Three exhibitions come together at Perth's Institute of Contemporary Art that all use photographic mediums to deal in different ways with a search for the artist's place in family identity. In each, the image of the artist is fleeting or in the case of Deacon's work, entirely absent. Rather, it seems these artists are using the process of image making to establish an imaginary dialogue with the deceased and with a new audience and to seek an understanding of how events in the past condition their present identity.

Does this current bold age of genetic manipulation create a certain anxiety to grasp the real inherited biological history? If not anxiety just yet, then certainly an interest in what Hughes terms 'genetic memory'. As the vast worldwide project to map each gene continues, our understanding increases that not only physical characteristics but our susceptibility to types of illness, our disposition and behaviour are all inherited via those fragile strands of genetic material.

Croft and Deacon's search was borne out of a more immediate and personal sadness. Croft's father and Deacon's mother both died in 1996 and having known each other for some time and presented work together before, they decided to present this new work in parallel. Croft's younger brother had been tragically killed two years earlier and so there is a layering not only of images but of grieving.
Hughes also felt an urgency to connect with her aging mother who died during the exhibition's tour. She talked through her photo albums and contacted relatives with requests for information and images.

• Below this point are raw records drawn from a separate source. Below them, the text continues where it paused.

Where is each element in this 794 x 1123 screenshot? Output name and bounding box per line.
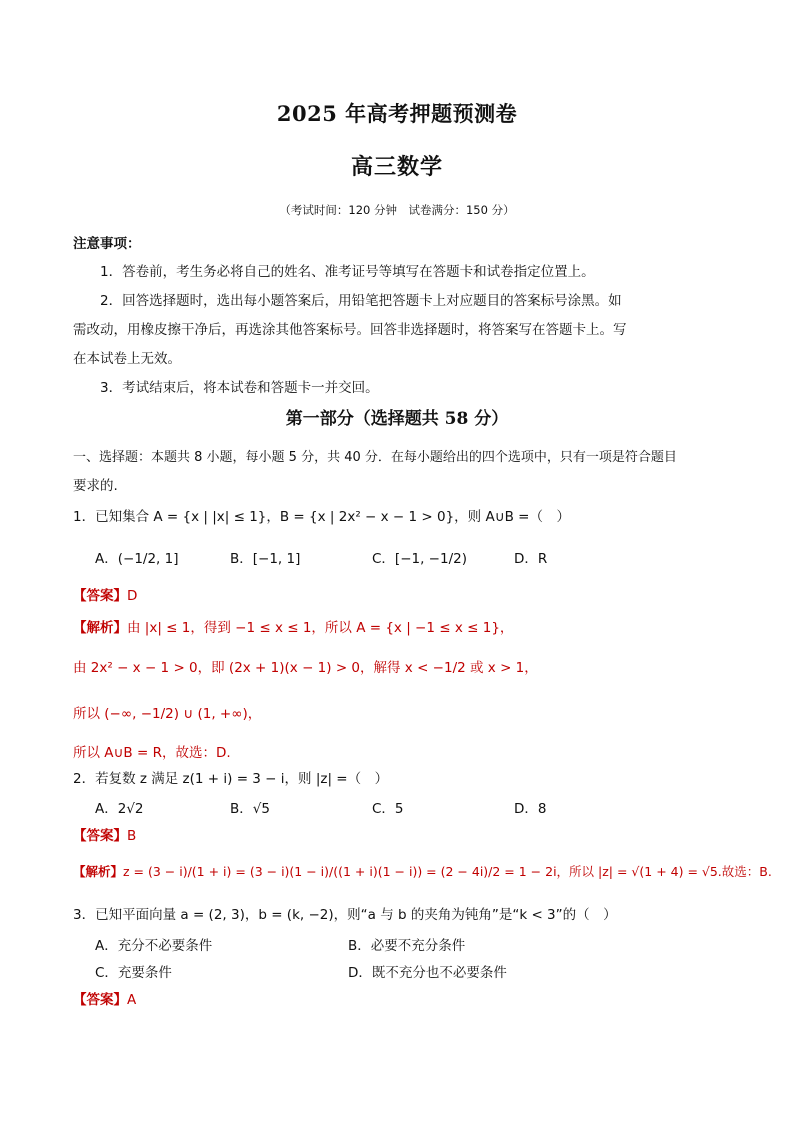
answer-value: B xyxy=(127,828,137,844)
question-1-stem: 1．已知集合 A = {x | |x| ≤ 1}，B = {x | 2x² − x − 1 > 0}，则 A∪B =（ ） xyxy=(73,509,570,525)
question-3-option-a: A．充分不必要条件 xyxy=(95,938,213,954)
answer-value: D xyxy=(127,588,138,604)
page-subtitle: 高三数学 xyxy=(350,154,443,180)
analysis-label: 【解析】 xyxy=(73,620,127,636)
page-title: 2025 年高考押题预测卷 xyxy=(276,101,518,126)
question-3-option-b: B．必要不充分条件 xyxy=(348,938,466,954)
question-3-option-c: C．充要条件 xyxy=(95,965,172,981)
question-3-option-d: D．既不充分也不必要条件 xyxy=(348,965,507,981)
notice-item-2-line-3: 在本试卷上无效。 xyxy=(73,351,181,367)
question-2-option-b: B．√5 xyxy=(230,801,270,817)
section-title: 第一部分（选择题共 58 分） xyxy=(285,409,509,429)
analysis-text: z = (3 − i)/(1 + i) = (3 − i)(1 − i)/((1 + i)(1 − i)) = (2 − 4i)/2 = 1 − 2i，所以 |z| = √(1 + 4) = √5.故选：B. xyxy=(123,864,772,879)
question-2-option-d: D．8 xyxy=(514,801,547,817)
notice-item-2-line-1: 2．回答选择题时，选出每小题答案后，用铅笔把答题卡上对应题目的答案标号涂黑。如 xyxy=(100,293,622,309)
answer-value: A xyxy=(127,992,137,1008)
question-2-analysis-line-1 xyxy=(73,862,772,880)
question-1-option-a: A．(−1/2, 1] xyxy=(95,551,179,567)
instructions-line-1: 一、选择题：本题共 8 小题，每小题 5 分，共 40 分．在每小题给出的四个选项中，只有一项是符合题目 xyxy=(73,450,677,465)
question-1-analysis-line-4: 所以 A∪B = R，故选：D. xyxy=(73,745,231,761)
question-3-answer xyxy=(73,988,136,1008)
question-2-option-c: C．5 xyxy=(372,801,404,817)
notice-heading: 注意事项： xyxy=(73,236,141,252)
answer-label: 【答案】 xyxy=(73,588,127,604)
question-1-analysis-line-2: 由 2x² − x − 1 > 0，即 (2x + 1)(x − 1) > 0，解得 x < −1/2 或 x > 1， xyxy=(73,660,538,676)
question-3-stem: 3．已知平面向量 a = (2, 3)，b = (k, −2)，则“a 与 b 的夹角为钝角”是“k < 3”的（ ） xyxy=(73,907,617,923)
question-1-answer xyxy=(73,584,137,604)
answer-label: 【答案】 xyxy=(73,828,127,844)
answer-label: 【答案】 xyxy=(73,992,127,1008)
question-2-option-a: A．2√2 xyxy=(95,801,144,817)
analysis-label: 【解析】 xyxy=(73,864,124,879)
instructions-line-2: 要求的. xyxy=(73,478,118,494)
question-2-answer xyxy=(73,824,136,844)
question-1-option-d: D．R xyxy=(514,551,548,567)
question-1-option-c: C．[−1, −1/2) xyxy=(372,551,467,567)
question-1-analysis-line-1 xyxy=(73,616,513,636)
question-1-analysis-line-3: 所以 (−∞, −1/2) ∪ (1, +∞)， xyxy=(73,706,262,722)
notice-item-3: 3．考试结束后，将本试卷和答题卡一并交回。 xyxy=(100,380,379,396)
analysis-text: 由 |x| ≤ 1，得到 −1 ≤ x ≤ 1，所以 A = {x | −1 ≤ x ≤ 1}， xyxy=(127,620,514,636)
question-1-option-b: B．[−1, 1] xyxy=(230,551,301,567)
question-2-stem: 2．若复数 z 满足 z(1 + i) = 3 − i，则 |z| =（ ） xyxy=(73,771,389,787)
exam-info: （考试时间：120 分钟 试卷满分：150 分） xyxy=(279,203,515,217)
notice-item-1: 1．答卷前，考生务必将自己的姓名、准考证号等填写在答题卡和试卷指定位置上。 xyxy=(100,264,595,280)
notice-item-2-line-2: 需改动，用橡皮擦干净后，再选涂其他答案标号。回答非选择题时，将答案写在答题卡上。写 xyxy=(73,322,627,338)
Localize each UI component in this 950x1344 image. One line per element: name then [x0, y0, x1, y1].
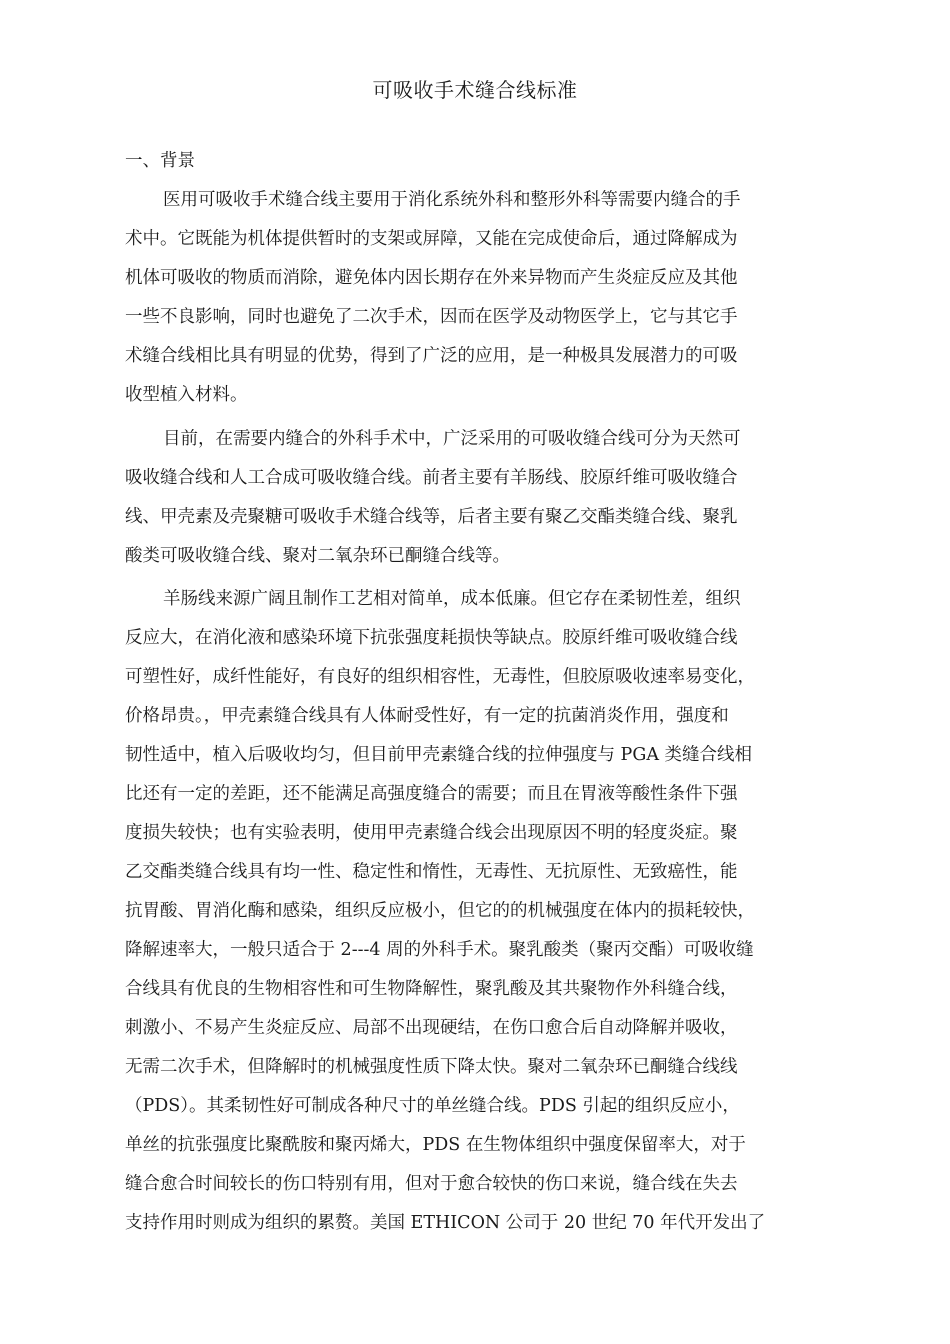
- text-line: 比还有一定的差距，还不能满足高强度缝合的需要；而且在胃液等酸性条件下强: [125, 784, 738, 804]
- text-line: 降解速率大，一般只适合于 2---4 周的外科手术。聚乳酸类（聚丙交酯）可吸收缝: [125, 940, 754, 960]
- text-line: 缝合愈合时间较长的伤口特别有用，但对于愈合较快的伤口来说，缝合线在失去: [125, 1174, 738, 1194]
- text-line: 乙交酯类缝合线具有均一性、稳定性和惰性，无毒性、无抗原性、无致癌性，能: [125, 862, 738, 882]
- text-line: 吸收缝合线和人工合成可吸收缝合线。前者主要有羊肠线、胶原纤维可吸收缝合: [125, 468, 738, 488]
- text-line: 线、甲壳素及壳聚糖可吸收手术缝合线等，后者主要有聚乙交酯类缝合线、聚乳: [125, 507, 738, 527]
- text-line: 酸类可吸收缝合线、聚对二氧杂环已酮缝合线等。: [125, 546, 510, 566]
- text-line: 刺激小、不易产生炎症反应、局部不出现硬结，在伤口愈合后自动降解并吸收，: [125, 1018, 738, 1038]
- text-line: 术中。它既能为机体提供暂时的支架或屏障，又能在完成使命后，通过降解成为: [125, 229, 738, 249]
- text-line: 韧性适中，植入后吸收均匀，但目前甲壳素缝合线的拉伸强度与 PGA 类缝合线相: [125, 745, 753, 765]
- text-line: 抗胃酸、胃消化酶和感染，组织反应极小，但它的的机械强度在体内的损耗较快，: [125, 901, 755, 921]
- text-line: 收型植入材料。: [125, 385, 248, 405]
- text-line: 无需二次手术，但降解时的机械强度性质下降太快。聚对二氧杂环已酮缝合线线: [125, 1057, 738, 1077]
- text-line: （PDS）。其柔韧性好可制成各种尺寸的单丝缝合线。PDS 引起的组织反应小，: [125, 1096, 740, 1116]
- text-line: 羊肠线来源广阔且制作工艺相对简单，成本低廉。但它存在柔韧性差，组织: [163, 589, 741, 609]
- text-line: 合线具有优良的生物相容性和可生物降解性，聚乳酸及其共聚物作外科缝合线，: [125, 979, 738, 999]
- text-line: 可塑性好，成纤性能好，有良好的组织相容性，无毒性，但胶原吸收速率易变化，: [125, 667, 755, 687]
- text-line: 度损失较快；也有实验表明，使用甲壳素缝合线会出现原因不明的轻度炎症。聚: [125, 823, 738, 843]
- text-line: 术缝合线相比具有明显的优势，得到了广泛的应用，是一种极具发展潜力的可吸: [125, 346, 738, 366]
- text-line: 反应大，在消化液和感染环境下抗张强度耗损快等缺点。胶原纤维可吸收缝合线: [125, 628, 738, 648]
- text-line: 单丝的抗张强度比聚酰胺和聚丙烯大，PDS 在生物体组织中强度保留率大，对于: [125, 1135, 746, 1155]
- text-line: 机体可吸收的物质而消除，避免体内因长期存在外来异物而产生炎症反应及其他: [125, 268, 738, 288]
- text-line: 支持作用时则成为组织的累赘。美国 ETHICON 公司于 20 世纪 70 年代开发出了: [125, 1213, 766, 1233]
- section-heading: 一、背景: [125, 151, 195, 171]
- text-line: 医用可吸收手术缝合线主要用于消化系统外科和整形外科等需要内缝合的手: [163, 190, 741, 210]
- text-line: 一些不良影响，同时也避免了二次手术，因而在医学及动物医学上，它与其它手: [125, 307, 738, 327]
- text-line: 目前，在需要内缝合的外科手术中，广泛采用的可吸收缝合线可分为天然可: [163, 429, 741, 449]
- document-title: 可吸收手术缝合线标准: [372, 78, 578, 102]
- text-line: 价格昂贵。，甲壳素缝合线具有人体耐受性好，有一定的抗菌消炎作用，强度和: [125, 706, 729, 726]
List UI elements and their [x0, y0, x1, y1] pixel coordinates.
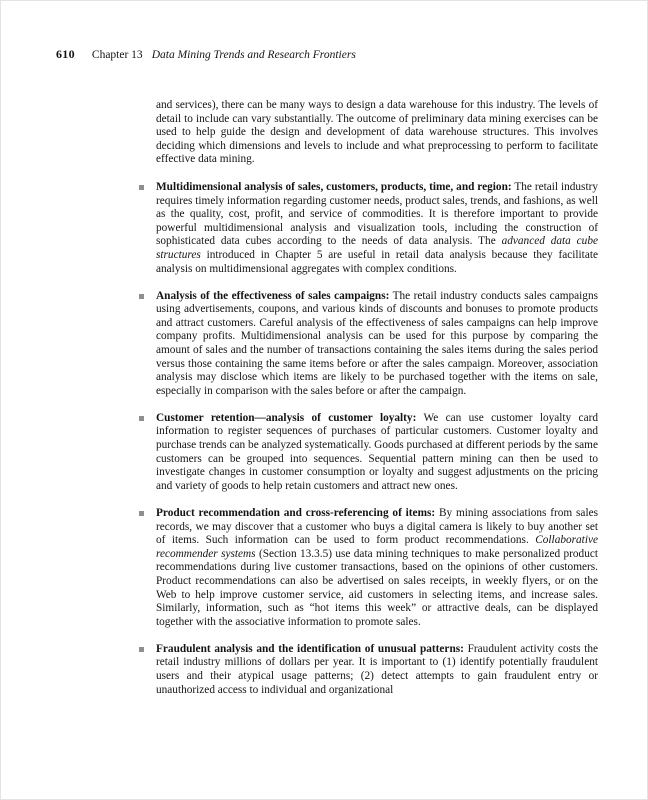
list-item: [156, 507, 598, 629]
chapter-title: Data Mining Trends and Research Frontiers: [151, 49, 356, 61]
bullet-square-icon: [139, 647, 144, 652]
bullet-heading: Multidimensional analysis of sales, customers, products, time, and region:: [156, 180, 512, 193]
bullet-text: (Section 13.3.5) use data mining techniques to make personalized product recommendations during live customer transactions, based on the opinions of other customers. Product recommendations can also be advertised on sales receipts, in weekly flyers, or on the Web to help improve customer service, aid customers in selecting items, and increase sales. Similarly, information, such as “hot items this week” or attractive deals, can be displayed together with the associative information to promote sales.: [156, 547, 598, 628]
bullet-square-icon: [139, 416, 144, 421]
list-item: [156, 181, 598, 276]
bullet-text: The retail industry requires timely information regarding customer needs, product sales, trends, and fashions, as well as the quality, cost, profit, and service of commodities. It is therefore important to provide powerful multidimensional analysis and visualization tools, including the construction of sophisticated data cubes according to the needs of data analysis. The: [156, 180, 598, 248]
list-item: [156, 412, 598, 494]
bullet-text-italic: Collaborative recommender systems: [156, 534, 598, 560]
page-body: [156, 99, 598, 697]
page-number: 610: [56, 47, 75, 61]
bullet-text: introduced in Chapter 5 are useful in retail data analysis because they facilitate analysis on multidimensional aggregates with complex conditions.: [156, 248, 598, 275]
chapter-label: Chapter 13: [91, 49, 143, 61]
bullet-text: The retail industry conducts sales campaigns using advertisements, coupons, and various kinds of discounts and bonuses to promote products and attract customers. Careful analysis of the effectiveness of sales campaigns can help improve company profits. Multidimensional analysis can be used for this purpose by comparing the amount of sales and the number of transactions containing the sales items during the sales period versus those containing the same items before or after the sales campaign. Moreover, association analysis may disclose which items are likely to be purchased together with the items on sale, especially in comparison with the sales before or after the campaign.: [156, 289, 598, 397]
bullet-square-icon: [139, 511, 144, 516]
page-header: [56, 47, 597, 62]
bullet-text-italic: advanced data cube structures: [156, 235, 598, 261]
bullet-heading: Customer retention—analysis of customer loyalty:: [156, 411, 417, 424]
bullet-text: Fraudulent activity costs the retail industry millions of dollars per year. It is important to (1) identify potentially fraudulent users and their atypical usage patterns; (2) detect attempts to gain fraudulent entry or unauthorized access to individual and organizational: [156, 642, 598, 696]
bullet-heading: Fraudulent analysis and the identification of unusual patterns:: [156, 642, 464, 655]
bullet-list: [156, 181, 598, 697]
bullet-text: By mining associations from sales records, we may discover that a customer who buys a digital camera is likely to buy another set of items. Such information can be used to form product recommendations.: [156, 506, 598, 547]
bullet-heading: Analysis of the effectiveness of sales campaigns:: [156, 289, 390, 302]
intro-paragraph: and services), there can be many ways to design a data warehouse for this industry. The levels of detail to include can vary substantially. The outcome of preliminary data mining exercises can be used to help guide the design and development of data warehouse structures. This involves deciding which dimensions and levels to include and what preprocessing to perform to facilitate effective data mining.: [156, 99, 598, 166]
bullet-text: We can use customer loyalty card information to register sequences of purchases of particular customers. Customer loyalty and purchase trends can be analyzed systematically. Goods purchased at different periods by the same customers can be grouped into sequences. Sequential pattern mining can then be used to investigate changes in customer consumption or loyalty and suggest adjustments on the pricing and variety of goods to help retain customers and attract new ones.: [156, 411, 598, 492]
list-item: [156, 290, 598, 399]
bullet-square-icon: [139, 185, 144, 190]
bullet-heading: Product recommendation and cross-referencing of items:: [156, 506, 436, 519]
bullet-square-icon: [139, 294, 144, 299]
list-item: [156, 643, 598, 697]
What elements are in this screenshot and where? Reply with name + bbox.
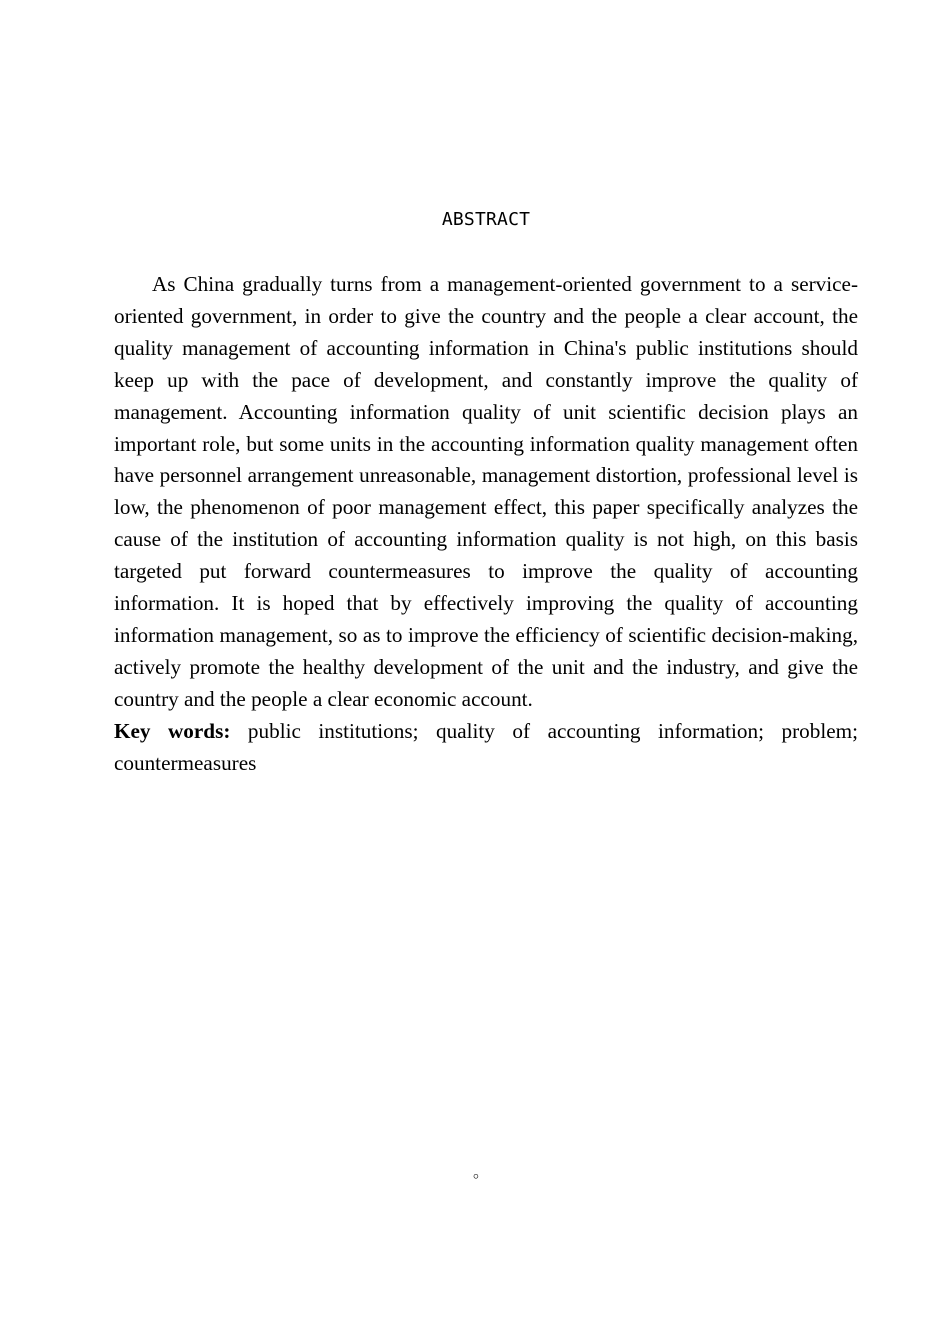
- abstract-paragraph: As China gradually turns from a management-oriented government to a service-oriented government, in order to give the country and the people a clear account, the quality management of accounting information in China's public institutions should keep up with the pace of development, and constantly improve the quality of management. Accounting information quality of unit scientific decision plays an important role, but some units in the accounting information quality management often have personnel arrangement unreasonable, management distortion, professional level is low, the phenomenon of poor management effect, this paper specifically analyzes the cause of the institution of accounting information quality is not high, on this basis targeted put forward countermeasures to improve the quality of accounting information. It is hoped that by effectively improving the quality of accounting information management, so as to improve the efficiency of scientific decision-making, actively promote the healthy development of the unit and the industry, and give the country and the people a clear economic account.: [114, 272, 858, 711]
- abstract-section: [114, 269, 858, 780]
- abstract-title: ABSTRACT: [441, 209, 531, 230]
- keywords-label: Key words:: [114, 718, 231, 743]
- footer-mark: 。: [473, 1162, 490, 1181]
- keywords-list: public institutions; quality of accounting information; problem; countermeasures: [114, 718, 858, 775]
- keywords-line: [114, 716, 858, 780]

Genetics however do not tell the whole story. The positioning of an exhibition by a white Anglo Saxon Australian woman next to those of two Aboriginal Australian women brings into sharp relief the human tragedy of generations of destruction of Aboriginal families through state-sanctioned policies of removal and displacement.

PICA's generous galleries allow each exhibition its space, but a viewer cannot fail to be haunted by the extreme contrasts in the artists' ability to represent their families. For Hughes there are church records, newspaper cuttings, formal baby photos, addresses, phone numbers, shipping records - all the facts that build up meaning and identity. She has been able to secure a photographic image of each family member going back five generations - there are no absences in her photographic tree that stretches out across a whole wall of the gallery.

Brenda L. Croft in contrast, has hazy recovered images of her father as an altar boy from institutional records and she has one picture of her grandmother with her father that she incorporates into the work She called him Son'. This image was the only one to survive of rolls of film taken at a reuniting family holiday in Darwin where her dying grandmother saw the son that had been taken from her as a boy.
Croft remembers her mother's anguish at the chemist who accidentally destroyed all the other negatives. This tragedy of loss of image was felt so keenly in a family who appreciated the importance of the reaffirmation of memory and identity through the photograph. Croft overlays this intimate and personal picture with an image taken from a childhood textbook that purported to show the different grades of skin colour according to genetic descent. As the child of a white woman and black man, Croft remembers wondering as a child 'well where do I fit in?'. As an adult artist she is able to conquer and deconstruct that image and find a strong identity outside such racist paradigms.

Destiny Deacon displays the few photographic records she has of her immediate family; however the main body of her exhibition is an attempt to recover images of her mother's early life in North Queensland of which she has no direct evidence other than the memory of her mother's stories. The linking of land with identity is crucial in Aboriginal culture. For Deacon, it is as if taking roll after roll of seemingly banal snapshots, with virtually no sign of human presence, finally allowed something of the essence of that country - its smells and textures, its light and humidity, to permeate into her and thus bring her to a closer understanding of her mother's character.

In a formal sense both Hughes and Croft use layering of text and image. Hughes creates a shimmering patina with the layers of transparency upon polished metal sandwiching them between layers of perspex to suggest time passing. In some works Croft's overlaid text perhaps makes her points too strongly, for there is enormous power in her juxtaposition of images.

Croft and Hughes in quite different ways also seek to deal with the impact of a wider cosmology on family identity. For Hughes this is depicted as the confluence of astrological, meteorological and geographical forces that came together on the night of her birth. For Croft the wider family, rituals and liturgy of the Anglican Church were central to her father's childhood. She finds it problematic to simply demonize this heritage and rather claims a new black iconography in works such as Suffer the little Children' 1988.

If a genetic legacy can form the basis of a story then certainly part of the power of these exhibitions is that photographs also leave us imagining more. The hazy snapshot, the suggestion of a cheeky grin on the face of an infant 100 years ago or the 'empty landscape', raise more questions and urge further investigation both for the artists and the viewer.